Regarding the lawn, summer can be a tough time for lawn grasses in the South. Once the dry spells, heat, and humidity of early to mid summer arrive lawn grasses can start suffering stress. Regardless of how your Bermuda, Centipede, Fescue, St. Augustine, or Zoysia lawn was managed prior to the summer heat and drought, to maintain maximum health and survival of the lawn, considering the following management practices.

  • Raise your mower blade height. Mow the lawn grass higher and less frequently than you might in spring and fall: no lower than 2.5 to 3 inches in height on warm season grasses such as Bermuda, Zoysia and Centipede, and 4 to 5 inches in height on cool season lawns such as fescue. As a general rule of thumb, never remove more than 1/3 the height of the grass during a mowing. For example, regarding a Bermuda lawn, allow the grass to grow to 3.5 to 4 inches in height, then removing 1 to 1.5 inches of the height during the mowing. Avoid mowing if the lawn does not need it.

  • Never mow during the heat-of-day. When temperatures are especially warm, near or above 90 F, and soil moisture is limited. Mow during the mid-morning or late evening hours.

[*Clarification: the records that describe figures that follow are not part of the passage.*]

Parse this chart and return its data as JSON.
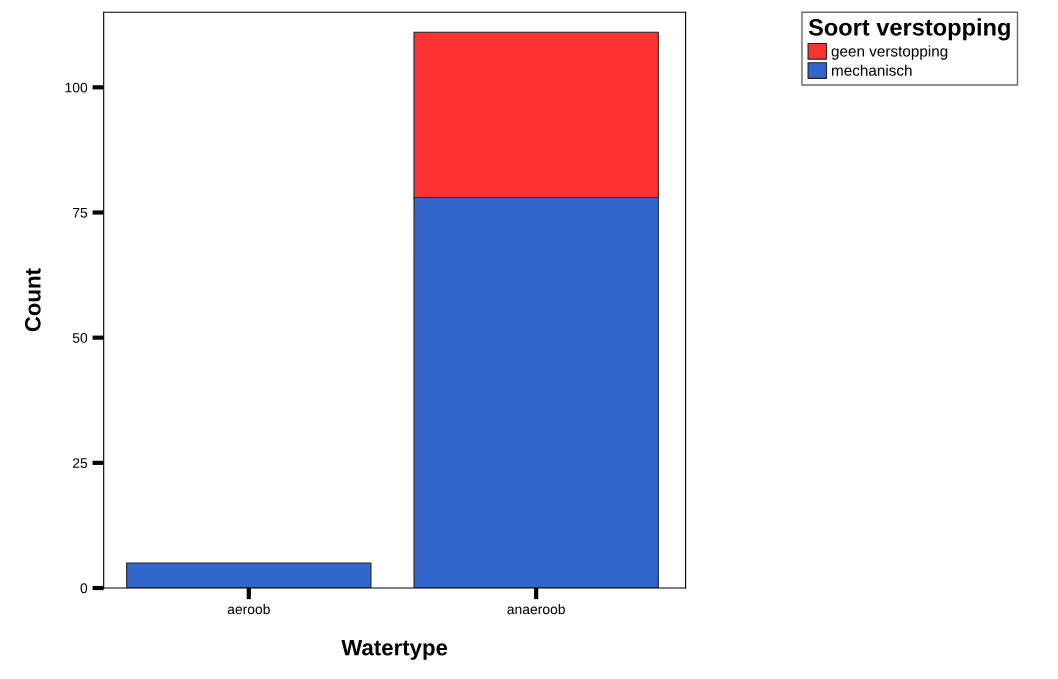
{
  "chart_data": {
    "type": "bar",
    "stacked": true,
    "xlabel": "Watertype",
    "ylabel": "Count",
    "legend_title": "Soort verstopping",
    "categories": [
      "aeroob",
      "anaeroob"
    ],
    "series": [
      {
        "name": "mechanisch",
        "color": "#3366cc",
        "values": [
          5,
          78
        ]
      },
      {
        "name": "geen verstopping",
        "color": "#ff3333",
        "values": [
          0,
          33
        ]
      }
    ],
    "ylim": [
      0,
      115
    ],
    "yticks": [
      0,
      25,
      50,
      75,
      100
    ],
    "grid": false,
    "legend": "top right"
  }
}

  • Always mow with a sharp mower blade. How often you sharpen mower blades can depend on the size of your lawn, making it impossible to recommend a blade sharpening schedule based on a certain number of mowings. It's best to sharpen blades on the mower about every 20 hours of use or when the leaf blades are being torn rather than cleanly cut.

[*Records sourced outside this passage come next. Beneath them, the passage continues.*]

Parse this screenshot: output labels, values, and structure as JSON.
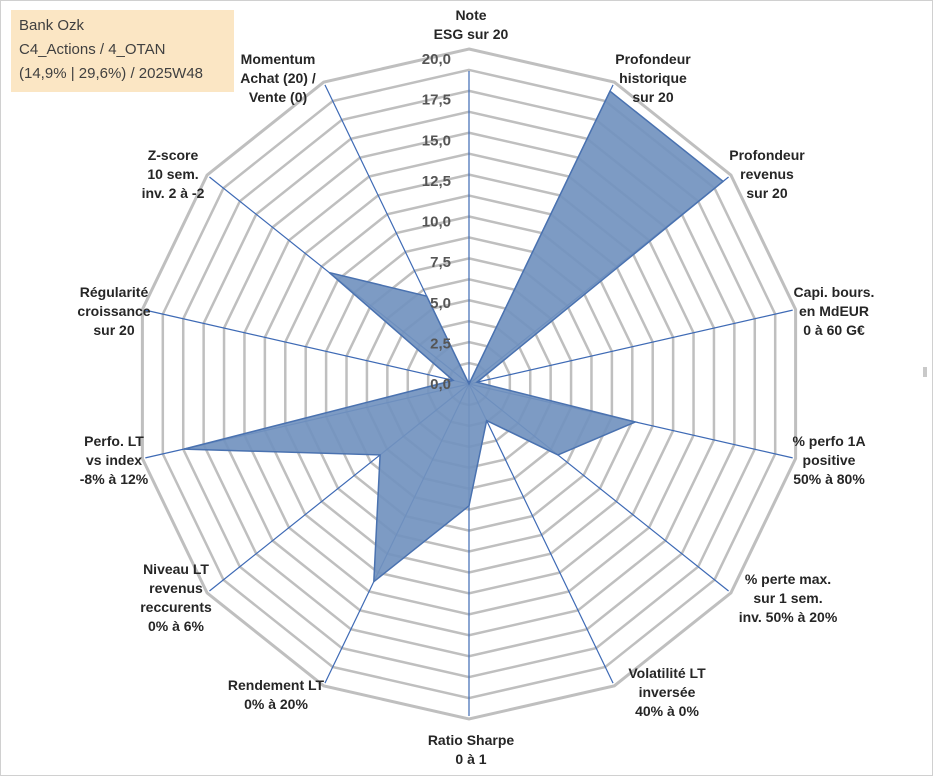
{
  "info": {
    "line1": "Bank Ozk",
    "line2": "C4_Actions / 4_OTAN",
    "line3": "(14,9% | 29,6%) / 2025W48"
  },
  "chart_data": {
    "type": "radar",
    "series": [
      {
        "values": [
          0.0,
          20.0,
          20.0,
          0.5,
          10.5,
          7.0,
          2.5,
          7.5,
          13.5,
          7.0,
          18.0,
          1.0,
          11.0,
          6.0
        ]
      }
    ],
    "categories": [
      [
        "Note",
        "ESG sur 20"
      ],
      [
        "Profondeur",
        "historique",
        "sur 20"
      ],
      [
        "Profondeur",
        "revenus",
        "sur 20"
      ],
      [
        "Capi. bours.",
        "en MdEUR",
        "0 à 60 G€"
      ],
      [
        "% perfo 1A",
        "positive",
        "50% à 80%"
      ],
      [
        "% perte max.",
        "sur 1 sem.",
        "inv. 50% à 20%"
      ],
      [
        "Volatilité LT",
        "inversée",
        "40% à 0%"
      ],
      [
        "Ratio Sharpe",
        "0 à 1"
      ],
      [
        "Rendement LT",
        "0% à 20%"
      ],
      [
        "Niveau LT",
        "revenus",
        "reccurents",
        "0% à 6%"
      ],
      [
        "Perfo. LT",
        "vs index",
        "-8% à 12%"
      ],
      [
        "Régularité",
        "croissance",
        "sur 20"
      ],
      [
        "Z-score",
        "10 sem.",
        "inv. 2 à -2"
      ],
      [
        "Momentum",
        "Achat (20) /",
        "Vente (0)"
      ]
    ],
    "ticks": [
      "0,0",
      "2,5",
      "5,0",
      "7,5",
      "10,0",
      "12,5",
      "15,0",
      "17,5",
      "20,0"
    ],
    "rmin": 0,
    "rmax": 20,
    "colors": {
      "fill": "#7292bf",
      "stroke": "#4a72b0",
      "spoke": "#3e6ab5",
      "grid": "#bfbfbf"
    }
  }
}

  • Avoid the use herbicide to kill weeds unless absolutely necessary. Chemicals applied during the hottest part of summer can cause additional stress that the lawn does not need this time of year. So, spot spray only when necessary.

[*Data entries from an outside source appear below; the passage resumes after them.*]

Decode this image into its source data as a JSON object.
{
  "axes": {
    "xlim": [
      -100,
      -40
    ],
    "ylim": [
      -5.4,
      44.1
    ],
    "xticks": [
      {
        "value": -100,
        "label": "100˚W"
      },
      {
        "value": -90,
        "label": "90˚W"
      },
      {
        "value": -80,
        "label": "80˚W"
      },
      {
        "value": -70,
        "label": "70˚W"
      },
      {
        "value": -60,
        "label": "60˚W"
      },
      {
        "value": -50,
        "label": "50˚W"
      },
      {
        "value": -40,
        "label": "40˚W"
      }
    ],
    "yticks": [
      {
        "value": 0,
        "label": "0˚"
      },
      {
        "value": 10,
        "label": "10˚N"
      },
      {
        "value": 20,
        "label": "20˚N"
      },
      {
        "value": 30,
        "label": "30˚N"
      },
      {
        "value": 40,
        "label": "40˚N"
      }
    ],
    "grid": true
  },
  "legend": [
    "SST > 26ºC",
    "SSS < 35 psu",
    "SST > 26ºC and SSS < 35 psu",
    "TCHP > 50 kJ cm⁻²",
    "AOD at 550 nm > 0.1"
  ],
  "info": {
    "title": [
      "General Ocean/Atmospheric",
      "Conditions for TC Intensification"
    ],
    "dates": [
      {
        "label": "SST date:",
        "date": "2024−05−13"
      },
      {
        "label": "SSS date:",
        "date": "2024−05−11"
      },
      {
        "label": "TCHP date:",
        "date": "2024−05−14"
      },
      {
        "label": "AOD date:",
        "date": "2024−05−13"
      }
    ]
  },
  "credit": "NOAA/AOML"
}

  • Irrigate the lawn, if possible. If there are water bans restricting watering or if you cannot or do not want to afford the water, definitely do not cut your grass too low and mow only when necessary removing no more than 1/3 the height of the grass during a single mowing. Regarding irrigation, in general, apply approximately 1 to 1.5 inches of water per week. If a rainfall of 1/4 inch or more occurs you can skip the next scheduled irrigation.To avoid onset of damaging fungus or disease, always water during the early morning hours and not in the late evening or at night.

  • Leave clippings on the lawn. Leaving short clippings on the lawn when mowing can help to conserve water and will put nutrients applied back into the soil. That being said, if you wait to long to mow and the clippings are too long and/or there are clumps of grass clippings, these should be removed with a rake to avoid thatch buildup and/or the onset of damaging fungus or disease.